Слезы снова выступают на ее глазах, когда она понимает, что, возможно, не сможет сдержать это обещание. Не сейчас.
Давид будто читает ее мысли. Он гладит ее по голове и шепчет ей на ухо:
– Мы позаботимся о нем.
Она кивает, а по ее щекам стекают тихие слезы.
Жак приходит ровно в четыре. Сара слышит, как он начинает говорить, как только за его спиной закрывается дверь.
– Мы нашли место, где вы можете остаться, это всего на пару ночей, потом мы найдем вам место получше. Это в квартале Марэ, на Храмовой улице.
– Спасибо, Жак. Не знаю, сможем ли мы когда-нибудь отблагодарить тебя. У тебя есть время зайти посмотреть на нашего сына?
Сара слышит гордость в голосе Давида, это заставляет ее улыбнуться. Он будет таким прекрасным отцом.
– Конечно! Как дела у нашей мамы?
Давид заводит Жака в спальню. Сначала он наклоняется, чтобы поцеловать Сару в щеку, затем поднимает маленькое шерстяное одеяло.
Сара замечает, как меняется взгляд Жака. Он смотрит на нее и делает шаг назад.
– Не беспокойтесь. Я не позволю этим ублюдкам добраться до него.
Сара улыбается грустной улыбкой.
– Я знаю, Жак.
– Мне жаль, что я не могу остаться подольше.
– Конечно. Тебе нужно идти.
Давид провожает его из квартиры.
Для Сары идти до Марэ пешком слишком далеко, поэтому они решают сесть на метро на станции Пасси, планируя сделать пересадку на станции Этуаль. Давид настоял, чтобы она взяла свою скрипку Амати.
– Некоторые вещи слишком ценны, чтобы оставлять их. Это была скрипка твоего отца, а до этого – его отца. Это не просто скрипка. Это твоя история.
Так что теперь она несет на руках Самюэля, а он несет чемодан и инструмент, будто они просто собираются устроить музыкальный вечер у друга в гостях. А не бегут, спасая свои жизни.
Последнее время они почти не выходили на улицу, поэтому сейчас они чувствуют себя странно. На улицах никого нет, только несколько солдат расхаживают взад и вперед, выставив вверх винтовки. Давид и Сара прижимаются к зданиям, стараются держаться в тени и сворачивают с дороги, как только видят солдат впереди. Но Сара измождена. Ее легким больно от каждого хриплого вдоха, ей будто не хватает воздуха.
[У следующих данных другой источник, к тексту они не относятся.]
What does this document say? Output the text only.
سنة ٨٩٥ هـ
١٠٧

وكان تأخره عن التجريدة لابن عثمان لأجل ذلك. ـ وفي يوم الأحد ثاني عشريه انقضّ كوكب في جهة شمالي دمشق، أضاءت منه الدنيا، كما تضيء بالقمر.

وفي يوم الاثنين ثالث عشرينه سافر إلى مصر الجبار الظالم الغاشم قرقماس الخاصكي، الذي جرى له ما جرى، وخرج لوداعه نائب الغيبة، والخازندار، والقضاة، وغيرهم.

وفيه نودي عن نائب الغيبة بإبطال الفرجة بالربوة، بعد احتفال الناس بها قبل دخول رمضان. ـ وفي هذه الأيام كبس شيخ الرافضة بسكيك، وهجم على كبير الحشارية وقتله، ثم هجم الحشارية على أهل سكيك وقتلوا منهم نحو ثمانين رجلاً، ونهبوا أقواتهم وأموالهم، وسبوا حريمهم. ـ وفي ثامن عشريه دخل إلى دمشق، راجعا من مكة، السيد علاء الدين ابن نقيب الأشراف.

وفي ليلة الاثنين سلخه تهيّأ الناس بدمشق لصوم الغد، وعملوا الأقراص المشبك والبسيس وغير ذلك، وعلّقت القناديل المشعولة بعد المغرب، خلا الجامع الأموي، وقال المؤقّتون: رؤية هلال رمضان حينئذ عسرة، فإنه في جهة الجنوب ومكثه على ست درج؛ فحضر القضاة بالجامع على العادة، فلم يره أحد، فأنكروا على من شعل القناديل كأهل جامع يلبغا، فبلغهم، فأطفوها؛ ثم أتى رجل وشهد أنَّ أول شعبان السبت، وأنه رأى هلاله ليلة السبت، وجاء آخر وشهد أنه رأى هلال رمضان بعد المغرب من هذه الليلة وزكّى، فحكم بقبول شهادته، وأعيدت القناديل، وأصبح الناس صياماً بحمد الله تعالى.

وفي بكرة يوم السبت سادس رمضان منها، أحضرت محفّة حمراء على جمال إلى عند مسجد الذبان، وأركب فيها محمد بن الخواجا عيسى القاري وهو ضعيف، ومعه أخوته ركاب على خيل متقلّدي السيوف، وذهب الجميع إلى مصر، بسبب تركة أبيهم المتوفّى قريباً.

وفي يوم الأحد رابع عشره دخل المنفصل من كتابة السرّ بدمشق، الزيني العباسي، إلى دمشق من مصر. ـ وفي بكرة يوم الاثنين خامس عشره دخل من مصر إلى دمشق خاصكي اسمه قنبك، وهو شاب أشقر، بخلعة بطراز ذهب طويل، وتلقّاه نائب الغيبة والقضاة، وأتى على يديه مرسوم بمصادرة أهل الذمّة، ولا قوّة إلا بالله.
Живот болезненно сжимается с каждым шагом.
Когда они наконец доходят до станции метро, то с облегчением замечают, что у ворот нет солдат. Они заходят в последний вагон, предназначенный для евреев. Он почти пустой, если не считать одного старика, раввина. Когда они садятся, он медленно поднимает голову, будто черепаха выглядывает из своего панциря.